Special notes on Javascript
Clousers
- One way of supporting first-class functions
- A stack frame which is allocated when a function starts its execution, and not freed after the function returns.
- A closure is a function having access to the parent scope, even after the parent function has closed.
- In JavaScript, if you use the function keyword inside another function, you are creating a closure.
- The magic is that in JavaScript a function reference also has a secret reference to the closure it was created in — similar to how delegates are a method pointer plus a secret reference to an object.

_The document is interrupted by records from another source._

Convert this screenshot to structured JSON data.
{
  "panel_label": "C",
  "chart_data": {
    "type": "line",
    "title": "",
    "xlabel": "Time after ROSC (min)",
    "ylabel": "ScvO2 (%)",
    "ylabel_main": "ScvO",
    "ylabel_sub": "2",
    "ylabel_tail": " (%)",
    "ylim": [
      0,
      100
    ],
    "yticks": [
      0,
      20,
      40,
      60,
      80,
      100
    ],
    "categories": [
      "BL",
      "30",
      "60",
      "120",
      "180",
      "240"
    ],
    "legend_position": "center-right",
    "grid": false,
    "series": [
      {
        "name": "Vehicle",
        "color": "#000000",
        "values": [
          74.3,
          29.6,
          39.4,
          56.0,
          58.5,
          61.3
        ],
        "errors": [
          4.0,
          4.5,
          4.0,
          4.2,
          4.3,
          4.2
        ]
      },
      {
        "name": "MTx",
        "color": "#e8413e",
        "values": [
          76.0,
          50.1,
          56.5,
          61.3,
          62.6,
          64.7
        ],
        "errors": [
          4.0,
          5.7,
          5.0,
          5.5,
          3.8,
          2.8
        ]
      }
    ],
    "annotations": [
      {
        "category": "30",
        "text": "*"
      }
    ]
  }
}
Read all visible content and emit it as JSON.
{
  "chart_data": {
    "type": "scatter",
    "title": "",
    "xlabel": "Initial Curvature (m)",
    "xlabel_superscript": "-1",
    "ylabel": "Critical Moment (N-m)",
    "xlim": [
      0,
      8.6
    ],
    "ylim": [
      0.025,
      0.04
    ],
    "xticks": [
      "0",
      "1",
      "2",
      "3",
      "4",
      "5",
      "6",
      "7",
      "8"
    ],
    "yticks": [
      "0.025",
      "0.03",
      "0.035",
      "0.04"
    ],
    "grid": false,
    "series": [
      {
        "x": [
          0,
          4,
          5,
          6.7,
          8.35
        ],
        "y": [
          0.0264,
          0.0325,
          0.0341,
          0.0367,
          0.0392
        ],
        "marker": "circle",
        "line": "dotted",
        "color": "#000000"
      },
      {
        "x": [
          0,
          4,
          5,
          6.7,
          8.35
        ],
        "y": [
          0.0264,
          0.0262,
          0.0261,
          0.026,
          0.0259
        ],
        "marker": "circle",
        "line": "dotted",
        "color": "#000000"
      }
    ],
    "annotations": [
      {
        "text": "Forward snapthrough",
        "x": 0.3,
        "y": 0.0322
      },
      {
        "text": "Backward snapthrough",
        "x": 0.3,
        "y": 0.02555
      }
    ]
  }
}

function sayHello2(name) {
var text = 'Hello ' + name; // Local variable
var say = function() { console.log(text); }
return say;
}
var say2 = sayHello2('Bob');
say2(); // logs "Hello Bob"
A problem:
function add() {
var counter = 0;
function plus() {counter += 1;}
plus();
return counter;
}
add() // 1
add() // 1
Here we cannot increament the counter.
Solution with closure:
var add = ( function() {
counter = 0;
return function(){ return counter += 1;}
})();
add() // 1
add() // 2
add() // 3
- The self-invoking function only runs once. It sets the counter to zero (0), and returns a function expression.
- This way add becomes a function. The “wonderful” part is that it can access the counter in the parent scope.
- This is called a JavaScript closure. It makes it possible for a function to have Private variables.
- The counter is protected by the scope of the anonymous function, and can only be changed using the add function.